Never in a million years would I think to use the words "soft targets" to refer to schoolchildren—or parade-goers, or people enjoying a live concert, or grocery shoppers or people in a bible study. I wouldn't even use the term "unarmed civilians" unless I were in the military and actively involved in a military operation.

They're not targets, they're people. People just living life.

That's what freedom is supposed to be, isn't it? The ability to just live life?

Instead, we are being held hostage by a militarized monster of our own making, one that says the answer to America's gun violence is more guns. (The irony, of course, being the fact that we already have more guns than people.) We see it in the weird worshipping of weapons, the Christmas cards with the whole family carrying, the bizarre fetish with one interpretation of one constitutional amendment to the exclusion of all others. It's in the language being used not only in reference to guns, but in reference to people just going about their daily lives—that is, "soft targets."

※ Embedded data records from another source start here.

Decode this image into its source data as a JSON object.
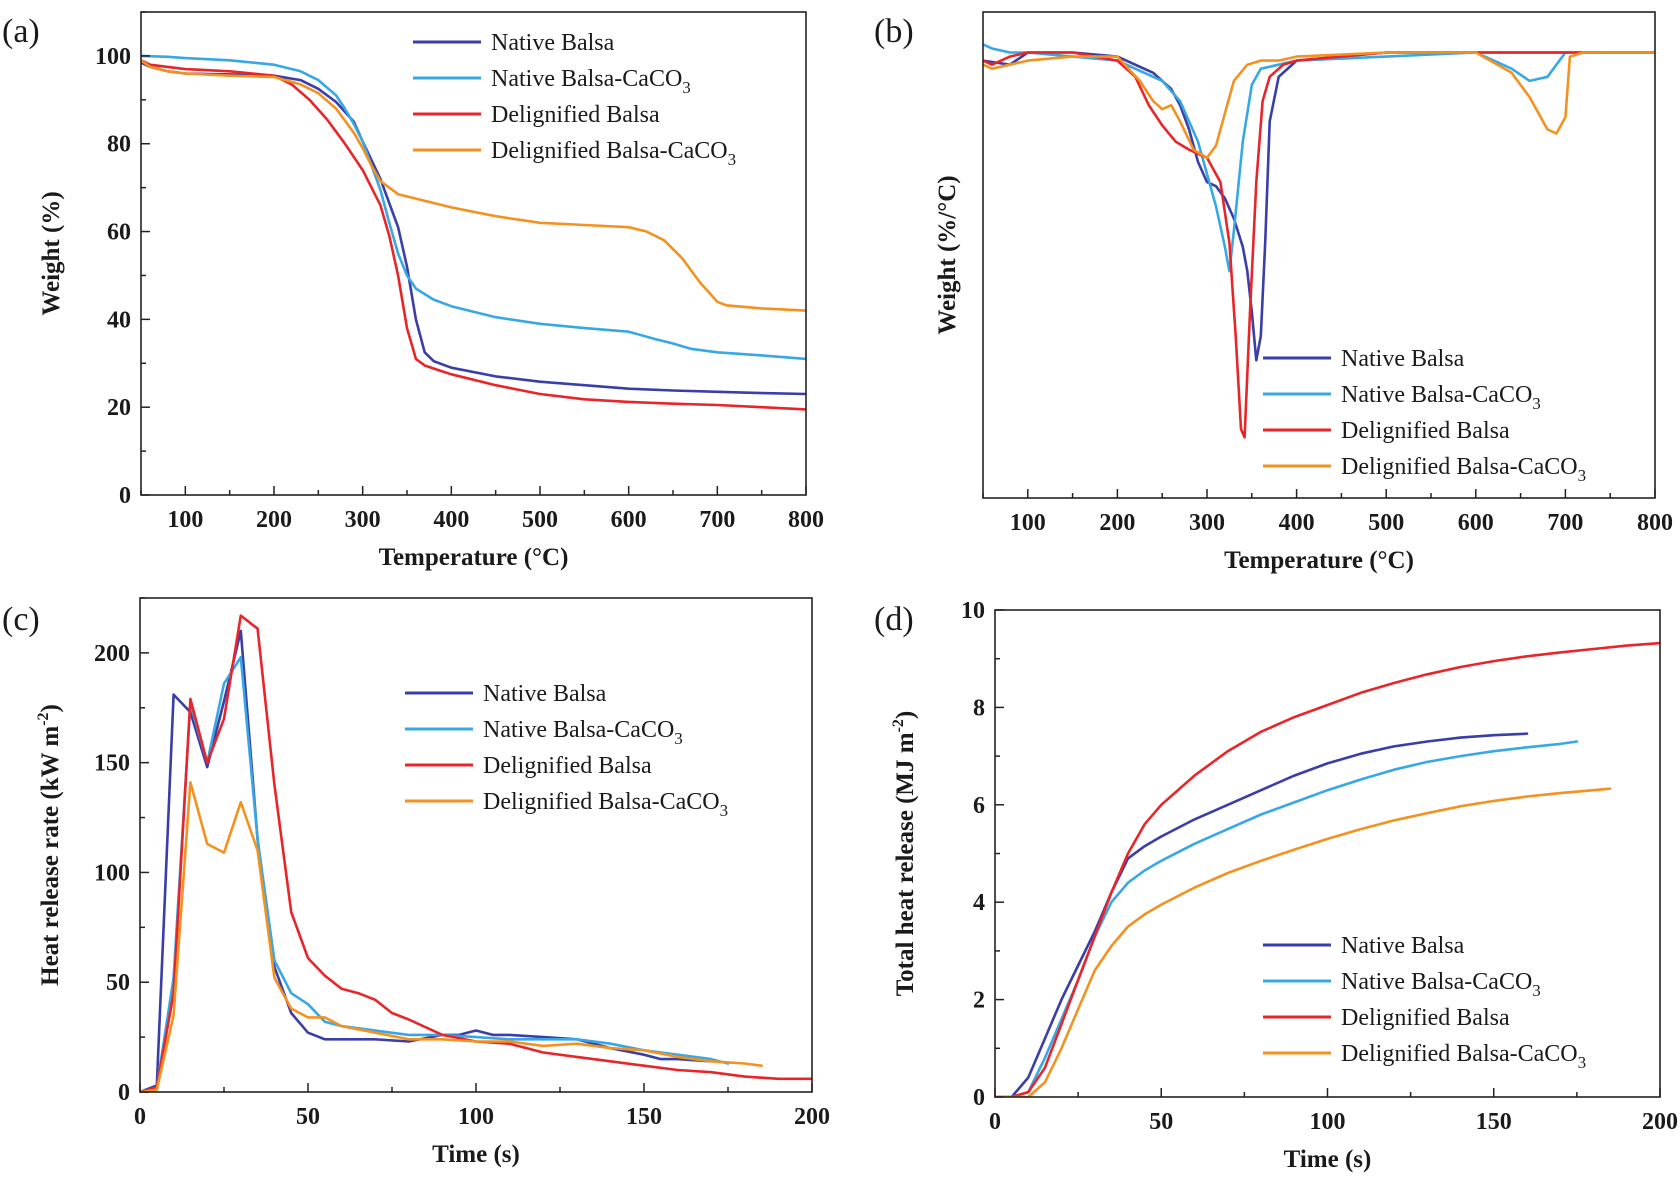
{
  "colors": {
    "native_balsa": "#3a3ea8",
    "native_balsa_caco3": "#38a8e4",
    "delignified_balsa": "#e8262a",
    "delignified_balsa_caco3": "#f39221"
  },
  "chart_data": [
    {
      "id": "a",
      "panel_label": "(a)",
      "type": "line",
      "title": "",
      "xlabel": "Temperature (°C)",
      "ylabel": "Weight (%)",
      "xlim": [
        50,
        800
      ],
      "ylim": [
        0,
        110
      ],
      "xticks": [
        100,
        200,
        300,
        400,
        500,
        600,
        700,
        800
      ],
      "yticks": [
        0,
        20,
        40,
        60,
        80,
        100
      ],
      "legend_position": "top-right",
      "series": [
        {
          "name": "Native Balsa",
          "color_key": "native_balsa",
          "x": [
            50,
            60,
            80,
            100,
            150,
            200,
            230,
            250,
            270,
            290,
            300,
            320,
            340,
            350,
            360,
            370,
            380,
            400,
            450,
            500,
            550,
            600,
            650,
            700,
            750,
            800
          ],
          "y": [
            98.5,
            97.5,
            96.5,
            96,
            95.8,
            95.5,
            94.5,
            92.5,
            89.5,
            85,
            80.5,
            72,
            61,
            52,
            40,
            32.5,
            30.5,
            29,
            27,
            25.8,
            25,
            24.2,
            23.8,
            23.5,
            23.2,
            23
          ]
        },
        {
          "name": "Native Balsa-CaCO₃",
          "color_key": "native_balsa_caco3",
          "x": [
            50,
            80,
            100,
            150,
            200,
            230,
            250,
            270,
            280,
            290,
            300,
            310,
            320,
            330,
            340,
            350,
            360,
            380,
            400,
            450,
            500,
            550,
            600,
            630,
            650,
            670,
            700,
            750,
            800
          ],
          "y": [
            100,
            99.8,
            99.5,
            99,
            98,
            96.5,
            94.5,
            91,
            88,
            84.5,
            80.5,
            75,
            69.5,
            62,
            55,
            50,
            47,
            44.5,
            43,
            40.5,
            39,
            38,
            37.2,
            35.5,
            34.5,
            33.3,
            32.5,
            31.8,
            31
          ]
        },
        {
          "name": "Delignified Balsa",
          "color_key": "delignified_balsa",
          "x": [
            50,
            60,
            80,
            100,
            150,
            200,
            220,
            240,
            260,
            280,
            300,
            320,
            330,
            340,
            350,
            360,
            370,
            380,
            400,
            450,
            500,
            550,
            600,
            650,
            700,
            750,
            800
          ],
          "y": [
            99,
            98,
            97.5,
            97,
            96.5,
            95.5,
            93.5,
            90,
            85.5,
            80,
            74,
            66,
            59,
            50,
            38,
            31,
            29.5,
            28.8,
            27.5,
            25,
            23,
            21.8,
            21.2,
            20.8,
            20.5,
            20,
            19.5
          ]
        },
        {
          "name": "Delignified Balsa-CaCO₃",
          "color_key": "delignified_balsa_caco3",
          "x": [
            50,
            60,
            80,
            100,
            150,
            200,
            230,
            250,
            270,
            290,
            300,
            310,
            320,
            340,
            360,
            400,
            450,
            500,
            550,
            600,
            620,
            640,
            660,
            680,
            700,
            710,
            750,
            800
          ],
          "y": [
            99,
            97.5,
            96.5,
            96,
            95.5,
            95.2,
            93.5,
            91.5,
            88,
            82.5,
            79,
            75,
            71.5,
            68.5,
            67.5,
            65.5,
            63.5,
            62,
            61.5,
            61,
            60,
            58,
            54,
            48.5,
            44,
            43.2,
            42.5,
            42
          ]
        }
      ]
    },
    {
      "id": "b",
      "panel_label": "(b)",
      "type": "line",
      "title": "",
      "xlabel": "Temperature (°C)",
      "ylabel": "Weight (%/°C)",
      "xlim": [
        50,
        800
      ],
      "ylim": [
        -1.08,
        0.12
      ],
      "xticks": [
        100,
        200,
        300,
        400,
        500,
        600,
        700,
        800
      ],
      "yticks": [],
      "legend_position": "bottom-right",
      "series": [
        {
          "name": "Native Balsa",
          "color_key": "native_balsa",
          "x": [
            50,
            80,
            100,
            150,
            200,
            240,
            260,
            270,
            280,
            290,
            300,
            310,
            320,
            330,
            340,
            345,
            350,
            355,
            360,
            365,
            370,
            380,
            400,
            500,
            600,
            700,
            800
          ],
          "y": [
            0.0,
            -0.01,
            0.02,
            0.02,
            0.01,
            -0.03,
            -0.07,
            -0.11,
            -0.17,
            -0.25,
            -0.3,
            -0.31,
            -0.34,
            -0.39,
            -0.46,
            -0.52,
            -0.62,
            -0.74,
            -0.68,
            -0.45,
            -0.15,
            -0.04,
            0.0,
            0.02,
            0.02,
            0.02,
            0.02
          ]
        },
        {
          "name": "Native Balsa-CaCO₃",
          "color_key": "native_balsa_caco3",
          "x": [
            50,
            60,
            80,
            100,
            150,
            200,
            250,
            270,
            290,
            300,
            310,
            320,
            325,
            330,
            340,
            350,
            360,
            380,
            400,
            500,
            600,
            620,
            640,
            660,
            680,
            700,
            800
          ],
          "y": [
            0.04,
            0.03,
            0.02,
            0.02,
            0.01,
            0.0,
            -0.05,
            -0.1,
            -0.2,
            -0.28,
            -0.36,
            -0.46,
            -0.52,
            -0.42,
            -0.2,
            -0.06,
            -0.02,
            -0.01,
            0.0,
            0.01,
            0.02,
            0.0,
            -0.02,
            -0.05,
            -0.04,
            0.02,
            0.02
          ]
        },
        {
          "name": "Delignified Balsa",
          "color_key": "delignified_balsa",
          "x": [
            50,
            60,
            80,
            100,
            150,
            200,
            220,
            235,
            250,
            265,
            280,
            300,
            315,
            325,
            332,
            338,
            342,
            348,
            355,
            362,
            370,
            385,
            400,
            500,
            600,
            700,
            800
          ],
          "y": [
            0.0,
            -0.01,
            0.01,
            0.02,
            0.02,
            0.0,
            -0.04,
            -0.11,
            -0.16,
            -0.2,
            -0.22,
            -0.24,
            -0.3,
            -0.45,
            -0.68,
            -0.91,
            -0.93,
            -0.62,
            -0.3,
            -0.1,
            -0.04,
            -0.01,
            0.0,
            0.02,
            0.02,
            0.02,
            0.02
          ]
        },
        {
          "name": "Delignified Balsa-CaCO₃",
          "color_key": "delignified_balsa_caco3",
          "x": [
            50,
            60,
            80,
            100,
            150,
            200,
            225,
            240,
            250,
            260,
            270,
            285,
            300,
            310,
            320,
            330,
            345,
            360,
            380,
            400,
            500,
            600,
            640,
            660,
            670,
            680,
            690,
            700,
            705,
            720,
            800
          ],
          "y": [
            -0.01,
            -0.02,
            -0.01,
            0.0,
            0.01,
            0.01,
            -0.05,
            -0.1,
            -0.12,
            -0.11,
            -0.15,
            -0.22,
            -0.24,
            -0.21,
            -0.13,
            -0.05,
            -0.01,
            0.0,
            0.0,
            0.01,
            0.02,
            0.02,
            -0.03,
            -0.09,
            -0.13,
            -0.17,
            -0.18,
            -0.14,
            0.01,
            0.02,
            0.02
          ]
        }
      ]
    },
    {
      "id": "c",
      "panel_label": "(c)",
      "type": "line",
      "title": "",
      "xlabel": "Time (s)",
      "ylabel": "Heat release rate (kW m",
      "ylabel_sup": "-2",
      "ylabel_end": ")",
      "xlim": [
        0,
        200
      ],
      "ylim": [
        0,
        225
      ],
      "xticks": [
        0,
        50,
        100,
        150,
        200
      ],
      "yticks": [
        0,
        50,
        100,
        150,
        200
      ],
      "legend_position": "top-right",
      "series": [
        {
          "name": "Native Balsa",
          "color_key": "native_balsa",
          "x": [
            0,
            5,
            10,
            15,
            20,
            25,
            30,
            35,
            40,
            45,
            50,
            55,
            60,
            70,
            80,
            90,
            95,
            100,
            105,
            110,
            120,
            130,
            140,
            150,
            155,
            160,
            170
          ],
          "y": [
            0,
            3,
            181,
            173,
            148,
            178,
            210,
            115,
            57,
            36,
            27,
            24,
            24,
            24,
            23,
            26,
            26,
            28,
            26,
            26,
            25,
            24,
            20,
            17,
            15,
            15,
            14
          ]
        },
        {
          "name": "Native Balsa-CaCO₃",
          "color_key": "native_balsa_caco3",
          "x": [
            0,
            5,
            10,
            15,
            20,
            25,
            30,
            35,
            40,
            45,
            50,
            55,
            60,
            70,
            80,
            90,
            100,
            110,
            120,
            130,
            140,
            150,
            160,
            170,
            175
          ],
          "y": [
            0,
            2,
            52,
            177,
            150,
            186,
            198,
            115,
            60,
            45,
            40,
            32,
            30,
            28,
            26,
            26,
            25,
            24,
            24,
            24,
            22,
            19,
            17,
            15,
            13
          ]
        },
        {
          "name": "Delignified Balsa",
          "color_key": "delignified_balsa",
          "x": [
            0,
            5,
            10,
            15,
            20,
            25,
            30,
            35,
            40,
            45,
            50,
            55,
            60,
            65,
            70,
            75,
            80,
            90,
            100,
            110,
            120,
            130,
            140,
            150,
            160,
            170,
            180,
            190,
            200
          ],
          "y": [
            0,
            2,
            45,
            179,
            150,
            170,
            217,
            211,
            140,
            82,
            61,
            53,
            47,
            45,
            42,
            36,
            33,
            26,
            23,
            22,
            18,
            16,
            14,
            12,
            10,
            9,
            7,
            6,
            6
          ]
        },
        {
          "name": "Delignified Balsa-CaCO₃",
          "color_key": "delignified_balsa_caco3",
          "x": [
            0,
            5,
            10,
            15,
            20,
            25,
            30,
            35,
            40,
            45,
            50,
            55,
            60,
            70,
            80,
            90,
            100,
            110,
            120,
            130,
            140,
            150,
            160,
            170,
            180,
            185
          ],
          "y": [
            0,
            1,
            35,
            141,
            113,
            109,
            132,
            110,
            52,
            38,
            34,
            34,
            30,
            27,
            24,
            24,
            23,
            23,
            21,
            22,
            20,
            19,
            16,
            14,
            13,
            12
          ]
        }
      ]
    },
    {
      "id": "d",
      "panel_label": "(d)",
      "type": "line",
      "title": "",
      "xlabel": "Time (s)",
      "ylabel": "Total heat release (MJ m",
      "ylabel_sup": "-2",
      "ylabel_end": ")",
      "xlim": [
        0,
        200
      ],
      "ylim": [
        0,
        10
      ],
      "xticks": [
        0,
        50,
        100,
        150,
        200
      ],
      "yticks": [
        0,
        2,
        4,
        6,
        8,
        10
      ],
      "legend_position": "bottom-right",
      "series": [
        {
          "name": "Native Balsa",
          "color_key": "native_balsa",
          "x": [
            0,
            5,
            10,
            15,
            20,
            25,
            30,
            35,
            40,
            45,
            50,
            60,
            70,
            80,
            90,
            100,
            110,
            120,
            130,
            140,
            150,
            160
          ],
          "y": [
            0,
            0,
            0.4,
            1.2,
            2.0,
            2.7,
            3.4,
            4.2,
            4.9,
            5.15,
            5.35,
            5.7,
            6.0,
            6.3,
            6.6,
            6.85,
            7.05,
            7.2,
            7.3,
            7.38,
            7.43,
            7.46
          ]
        },
        {
          "name": "Native Balsa-CaCO₃",
          "color_key": "native_balsa_caco3",
          "x": [
            0,
            5,
            10,
            15,
            20,
            25,
            30,
            35,
            40,
            45,
            50,
            60,
            70,
            80,
            90,
            100,
            110,
            120,
            130,
            140,
            150,
            160,
            170,
            175
          ],
          "y": [
            0,
            0,
            0.1,
            0.8,
            1.6,
            2.4,
            3.3,
            4.0,
            4.4,
            4.65,
            4.85,
            5.2,
            5.5,
            5.8,
            6.05,
            6.3,
            6.52,
            6.72,
            6.88,
            7.0,
            7.1,
            7.18,
            7.25,
            7.3
          ]
        },
        {
          "name": "Delignified Balsa",
          "color_key": "delignified_balsa",
          "x": [
            0,
            5,
            10,
            15,
            20,
            25,
            30,
            35,
            40,
            45,
            50,
            60,
            70,
            80,
            90,
            100,
            110,
            120,
            130,
            140,
            150,
            160,
            170,
            180,
            190,
            200
          ],
          "y": [
            0,
            0,
            0.1,
            0.6,
            1.5,
            2.4,
            3.3,
            4.2,
            5.0,
            5.6,
            6.0,
            6.6,
            7.1,
            7.5,
            7.8,
            8.05,
            8.3,
            8.5,
            8.68,
            8.83,
            8.95,
            9.05,
            9.13,
            9.2,
            9.27,
            9.32
          ]
        },
        {
          "name": "Delignified Balsa-CaCO₃",
          "color_key": "delignified_balsa_caco3",
          "x": [
            0,
            5,
            10,
            15,
            20,
            25,
            30,
            35,
            40,
            45,
            50,
            60,
            70,
            80,
            90,
            100,
            110,
            120,
            130,
            140,
            150,
            160,
            170,
            180,
            185
          ],
          "y": [
            0,
            0,
            0,
            0.3,
            1.0,
            1.8,
            2.6,
            3.1,
            3.5,
            3.75,
            3.95,
            4.3,
            4.6,
            4.85,
            5.08,
            5.3,
            5.5,
            5.68,
            5.83,
            5.97,
            6.08,
            6.17,
            6.24,
            6.3,
            6.33
          ]
        }
      ]
    }
  ]
}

The truth is we should be "soft targets." No, really. That's what freedom is. We should be able to go to school and the store and our houses of worship without fear of being shot. We should be able to peaceably assemble per our First Amendment right without being scattered and shattered by gunfire.

We shouldn't feel the need to arm ourselves simply to go about our daily lives. Feeling compelled to carry a gun at all times isn't freedom. Living like we're living right now, with mass shootings on the regular, isn't freedom. And adding more guns won't make us more free. It won't. It hasn't.

If the Highland Park parade shooting proved anything, it's that even an event with a police presence in an idyllic, upscale, objectively "safe" suburb isn't safe from mass gun violence. There were good guys with guns there. There were good guys with guns in Uvalde, too. There were good guys with guns in Buffalo. So many good guys with guns. And yet, here we are.

It's time to look in the mirror and recognize how ridiculous we've become. Other civilized nations don't refer to children as "soft targets." They just don't. While we're debating whether the U.S. is a gun violence outlier because of doors or video games or mental illness, which the rest of the world has as well, our peers in other developed countries live their daily lives with freedom that we do not have—the freedom to gather without worrying that a whack job with a weapon of war is going to open fire, the freedom to go to school without rehearsing for a mass shooting event, the freedom to not ever think about carrying a gun to defend themselves against other guns.

Gun violence can happen anywhere, yes. But it happens far, far more often here than in other developed nations. There's a reason for that. Perhaps when we finally accept that our culture's dysfunctional relationship with guns is the problem, the idea of referring to people simply living their lives as "soft targets" will be as disturbing here as it is everywhere else.